Raven covered his spearhead with faint aura and struck downward. Metal clanged. The arrow split midair.

But pain bit into his side before he could recover. One dagger pierced his abdomen; another blade scraped his shoulder. Poison burned through his veins.

He gritted his teeth, forced movement, and swung wide. The spear carved a half-circle—two goblin heads flew apart.

No pause. More arrows screamed from the woods.

He dove for cover, blood soaking his sleeve. His body trembled from the poison's slow grip. He crawled behind the nearest tree, breaths sharp and shallow.

Silence.

Then—movement.

A figure emerged from the woods. Taller than the rest. Skin black as obsidian. A single gray horn jutted from its brow, and a silver bow gleamed in its hand.

The goblin spoke in a guttural tongue, words like broken glass.

'Too far for the mind-eye spell,' Raven thought, eyes narrowing.
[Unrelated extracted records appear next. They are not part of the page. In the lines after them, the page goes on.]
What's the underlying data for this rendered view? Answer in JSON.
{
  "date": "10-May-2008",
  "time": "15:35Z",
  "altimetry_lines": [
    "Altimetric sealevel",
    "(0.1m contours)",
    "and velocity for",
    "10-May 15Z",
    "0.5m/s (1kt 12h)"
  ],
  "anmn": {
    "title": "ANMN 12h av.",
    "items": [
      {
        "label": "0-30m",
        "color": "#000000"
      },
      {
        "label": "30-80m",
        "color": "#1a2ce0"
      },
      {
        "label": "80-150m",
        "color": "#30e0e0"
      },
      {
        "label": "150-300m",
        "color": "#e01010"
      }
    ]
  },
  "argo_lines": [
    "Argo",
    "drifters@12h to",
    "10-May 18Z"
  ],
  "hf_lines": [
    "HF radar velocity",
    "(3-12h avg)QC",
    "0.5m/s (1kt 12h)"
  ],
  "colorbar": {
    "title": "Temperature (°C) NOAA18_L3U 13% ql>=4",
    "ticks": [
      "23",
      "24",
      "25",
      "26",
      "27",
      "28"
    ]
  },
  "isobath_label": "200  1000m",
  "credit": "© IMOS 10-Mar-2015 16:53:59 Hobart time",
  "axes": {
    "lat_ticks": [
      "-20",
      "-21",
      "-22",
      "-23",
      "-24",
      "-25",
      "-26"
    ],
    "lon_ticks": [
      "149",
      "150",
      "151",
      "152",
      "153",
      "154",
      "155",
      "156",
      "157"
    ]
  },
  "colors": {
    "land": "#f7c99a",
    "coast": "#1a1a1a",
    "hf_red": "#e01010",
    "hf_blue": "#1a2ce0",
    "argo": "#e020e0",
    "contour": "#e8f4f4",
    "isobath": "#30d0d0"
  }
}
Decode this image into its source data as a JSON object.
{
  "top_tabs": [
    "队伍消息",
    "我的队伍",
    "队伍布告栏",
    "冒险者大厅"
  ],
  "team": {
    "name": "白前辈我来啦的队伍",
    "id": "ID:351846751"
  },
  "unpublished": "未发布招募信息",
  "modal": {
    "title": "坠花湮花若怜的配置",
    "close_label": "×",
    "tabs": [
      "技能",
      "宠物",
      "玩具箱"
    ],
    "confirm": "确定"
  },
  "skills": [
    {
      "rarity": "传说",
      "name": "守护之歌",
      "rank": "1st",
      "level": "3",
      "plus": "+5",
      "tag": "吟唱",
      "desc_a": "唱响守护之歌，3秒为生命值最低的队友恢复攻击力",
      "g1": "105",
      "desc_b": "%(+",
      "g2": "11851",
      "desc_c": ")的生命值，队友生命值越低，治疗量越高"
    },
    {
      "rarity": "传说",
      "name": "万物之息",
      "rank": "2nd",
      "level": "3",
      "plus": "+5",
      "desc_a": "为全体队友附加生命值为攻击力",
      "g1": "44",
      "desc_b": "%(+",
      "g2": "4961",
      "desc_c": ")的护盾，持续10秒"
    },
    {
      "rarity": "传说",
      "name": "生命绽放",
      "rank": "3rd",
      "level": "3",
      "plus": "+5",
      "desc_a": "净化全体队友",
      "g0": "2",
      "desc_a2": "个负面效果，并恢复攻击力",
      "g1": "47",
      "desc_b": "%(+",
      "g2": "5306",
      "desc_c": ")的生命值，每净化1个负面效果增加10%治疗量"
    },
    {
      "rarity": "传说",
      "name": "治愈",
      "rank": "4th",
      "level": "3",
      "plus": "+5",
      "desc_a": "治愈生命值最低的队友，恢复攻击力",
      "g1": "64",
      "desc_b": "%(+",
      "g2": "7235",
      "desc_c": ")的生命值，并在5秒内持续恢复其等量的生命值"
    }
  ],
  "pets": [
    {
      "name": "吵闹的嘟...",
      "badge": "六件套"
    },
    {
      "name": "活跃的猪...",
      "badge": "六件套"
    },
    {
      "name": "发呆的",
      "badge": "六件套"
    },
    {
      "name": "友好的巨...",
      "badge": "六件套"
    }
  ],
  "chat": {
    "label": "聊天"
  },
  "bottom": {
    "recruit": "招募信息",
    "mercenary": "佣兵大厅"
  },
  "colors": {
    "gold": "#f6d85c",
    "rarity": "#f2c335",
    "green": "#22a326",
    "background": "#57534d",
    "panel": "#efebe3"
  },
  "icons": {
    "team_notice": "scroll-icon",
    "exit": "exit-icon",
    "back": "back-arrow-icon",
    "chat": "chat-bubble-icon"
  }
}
He waited, muscles coiled.

The goblin crept closer. Ten steps. Five.

Now.

Raven sprang from the ground and hurled his spear. The weapon sliced the air with a shriek—piercing the goblin's chest—

No, not piercing. Passing through.

The goblin shattered like glass.

"What—"

The forest cracked apart in a thousand fragments. Illusion.

Raven turned sharply—too late.

A cold voice murmured behind him, incomprehensible but thick with killing intent.
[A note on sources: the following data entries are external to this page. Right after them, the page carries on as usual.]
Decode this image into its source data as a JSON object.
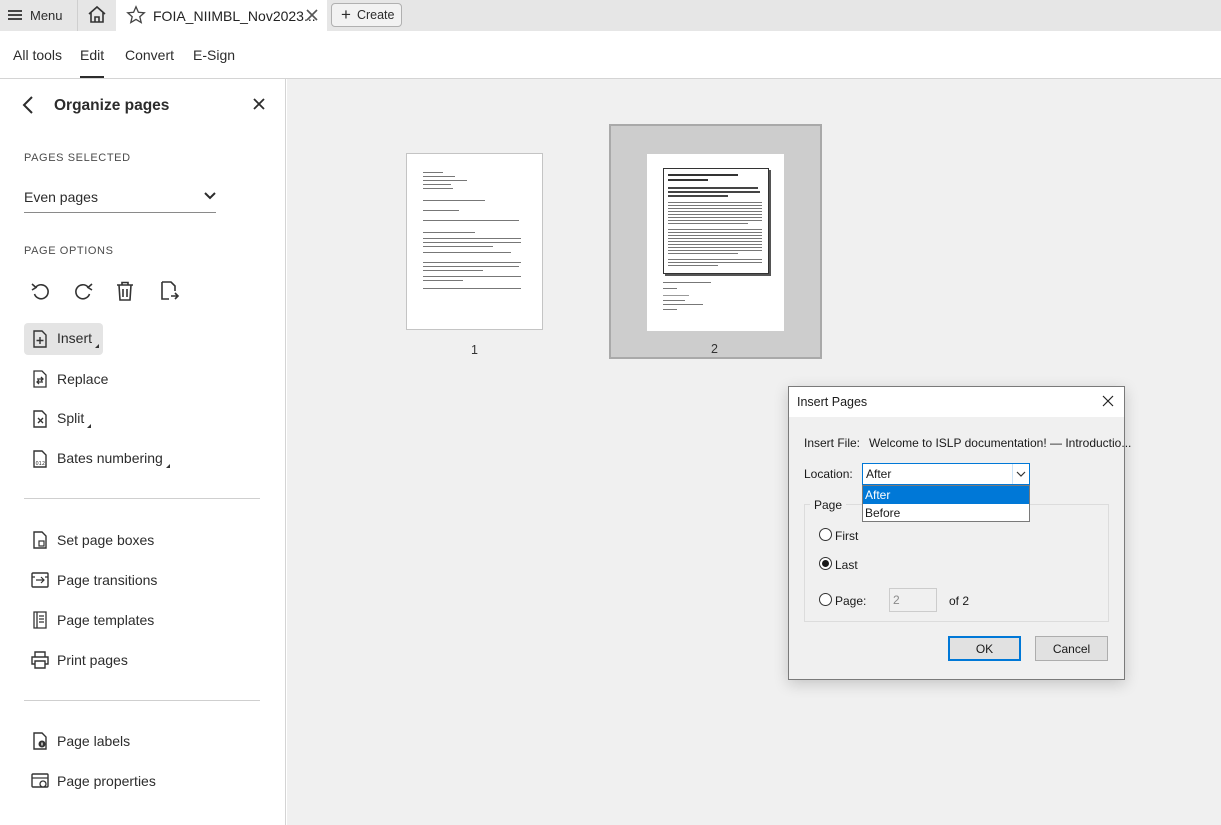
{
  "tabbar": {
    "menu_label": "Menu",
    "doc_tab_name": "FOIA_NIIMBL_Nov2023...",
    "create_label": "Create"
  },
  "toolbar": {
    "items": [
      "All tools",
      "Edit",
      "Convert",
      "E-Sign"
    ],
    "active": "Edit"
  },
  "leftpanel": {
    "title": "Organize pages",
    "pages_selected_label": "PAGES SELECTED",
    "pages_selected_value": "Even pages",
    "page_options_label": "PAGE OPTIONS",
    "option_icons": [
      "rotate-left-icon",
      "rotate-right-icon",
      "delete-icon",
      "extract-pages-icon"
    ],
    "items": [
      {
        "label": "Insert",
        "icon": "insert-page-icon"
      },
      {
        "label": "Replace",
        "icon": "replace-page-icon"
      },
      {
        "label": "Split",
        "icon": "split-icon"
      },
      {
        "label": "Bates numbering",
        "icon": "bates-numbering-icon"
      },
      {
        "label": "Set page boxes",
        "icon": "page-boxes-icon"
      },
      {
        "label": "Page transitions",
        "icon": "page-transitions-icon"
      },
      {
        "label": "Page templates",
        "icon": "page-templates-icon"
      },
      {
        "label": "Print pages",
        "icon": "printer-icon"
      },
      {
        "label": "Page labels",
        "icon": "page-labels-icon"
      },
      {
        "label": "Page properties",
        "icon": "page-properties-icon"
      }
    ]
  },
  "thumbnails": [
    {
      "page": "1",
      "selected": false
    },
    {
      "page": "2",
      "selected": true
    }
  ],
  "dialog": {
    "title": "Insert Pages",
    "insert_file_label": "Insert File:",
    "insert_file_value": "Welcome to ISLP documentation! — Introductio...",
    "location_label": "Location:",
    "location_value": "After",
    "location_options": [
      "After",
      "Before"
    ],
    "page_group_label": "Page",
    "radio_first": "First",
    "radio_last": "Last",
    "radio_page": "Page:",
    "page_input_value": "2",
    "page_of": "of 2",
    "selected_radio": "Last",
    "ok_label": "OK",
    "cancel_label": "Cancel"
  },
  "colors": {
    "accent": "#0078d7",
    "main_bg": "#f0f0f0",
    "tabbar_bg": "#e6e6e6"
  }
}
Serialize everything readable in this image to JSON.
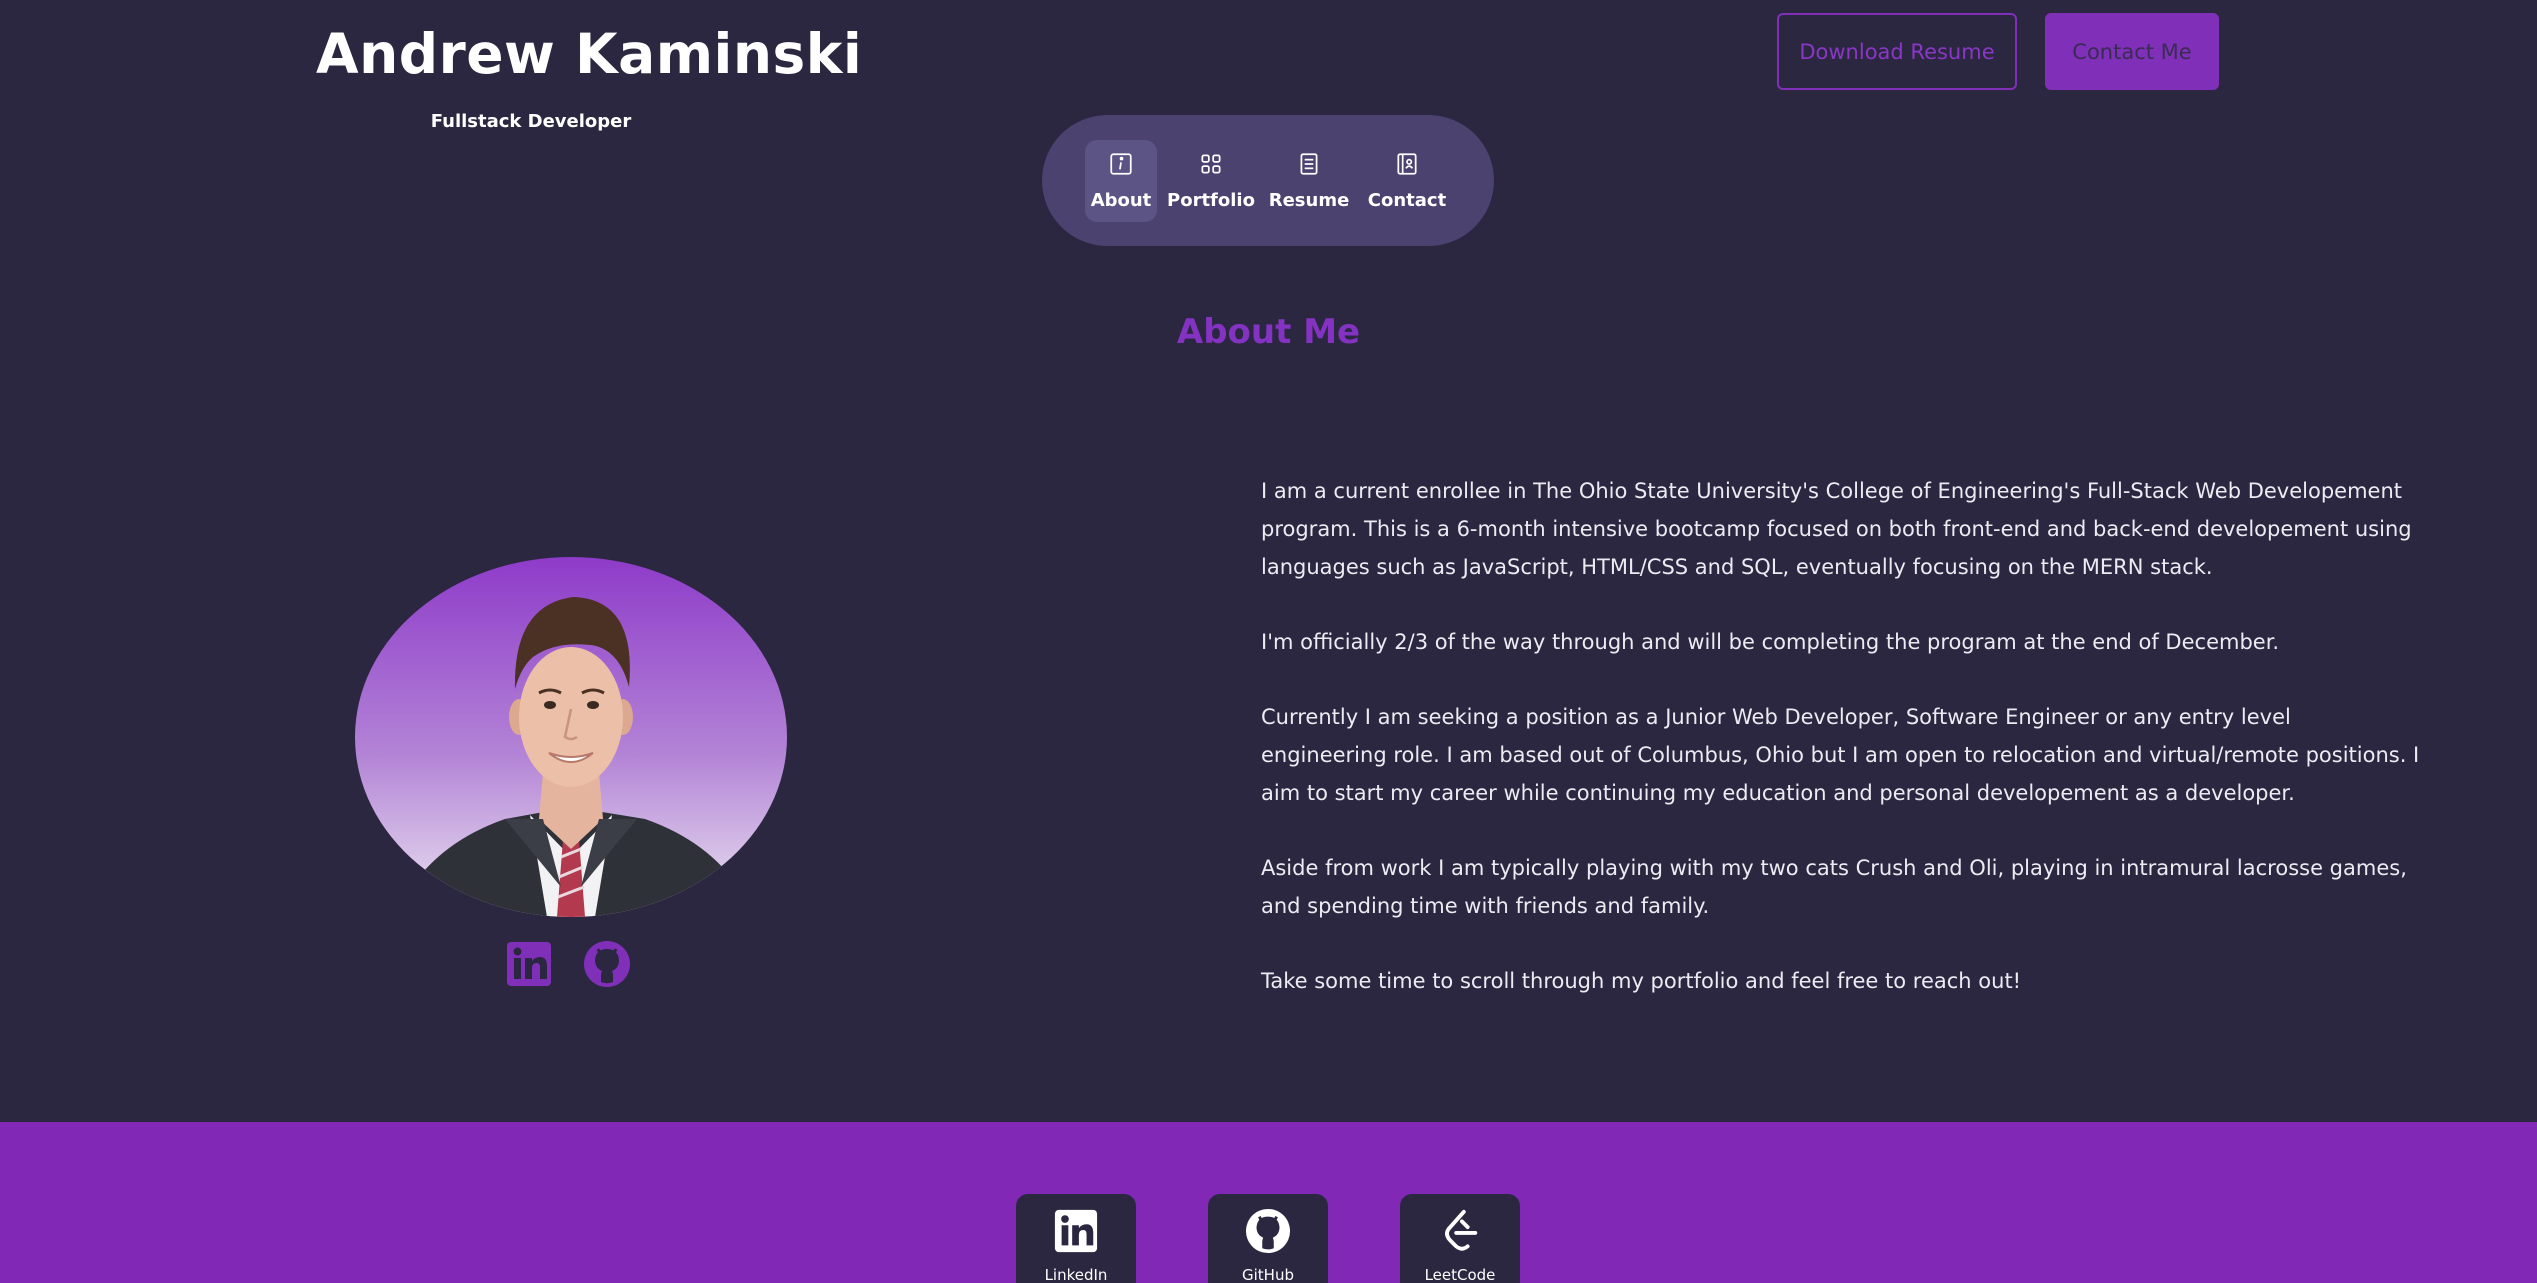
{
  "header": {
    "name": "Andrew Kaminski",
    "role": "Fullstack Developer",
    "download_resume": "Download Resume",
    "contact_me": "Contact Me"
  },
  "nav": {
    "items": [
      {
        "label": "About",
        "icon": "info-icon",
        "active": true
      },
      {
        "label": "Portfolio",
        "icon": "grid-icon",
        "active": false
      },
      {
        "label": "Resume",
        "icon": "document-icon",
        "active": false
      },
      {
        "label": "Contact",
        "icon": "contact-book-icon",
        "active": false
      }
    ]
  },
  "about": {
    "title": "About Me",
    "paragraphs": [
      "I am a current enrollee in The Ohio State University's College of Engineering's Full-Stack Web Developement program. This is a 6-month intensive bootcamp focused on both front-end and back-end developement using languages such as JavaScript, HTML/CSS and SQL, eventually focusing on the MERN stack.",
      "I'm officially 2/3 of the way through and will be completing the program at the end of December.",
      "Currently I am seeking a position as a Junior Web Developer, Software Engineer or any entry level engineering role. I am based out of Columbus, Ohio but I am open to relocation and virtual/remote positions. I aim to start my career while continuing my education and personal developement as a developer.",
      "Aside from work I am typically playing with my two cats Crush and Oli, playing in intramural lacrosse games, and spending time with friends and family.",
      "Take some time to scroll through my portfolio and feel free to reach out!"
    ],
    "socials": [
      {
        "icon": "linkedin-icon"
      },
      {
        "icon": "github-icon"
      }
    ]
  },
  "footer": {
    "links": [
      {
        "label": "LinkedIn",
        "icon": "linkedin-icon"
      },
      {
        "label": "GitHub",
        "icon": "github-icon"
      },
      {
        "label": "LeetCode",
        "icon": "leetcode-icon"
      }
    ]
  },
  "colors": {
    "background": "#2b2740",
    "accent": "#8030b8",
    "nav_bg": "#4b4270",
    "footer_bg": "#8129b6"
  }
}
His mind-eye spell flared. The real goblin stood a breath behind him, bow drawn, arrow glowing gold.

He froze, then raised his hands. "Alright, you win."

A female voice broke the tension. "I didn't expect a mere goblin could be this powerful."

Selene stepped out from behind a tree, calm as moonlight.

"Don't—" Raven began, but she vanished mid-word.

[Blink].

She reappeared five meters away, hand raised, magic pulsing around her fingers.

The goblin reacted fast—kicked Raven to the ground and turned, bowstring trembling. Its grin widened, showing rows of yellowed teeth.

It released the arrow.

The shot screamed through the air, aiming at Selene.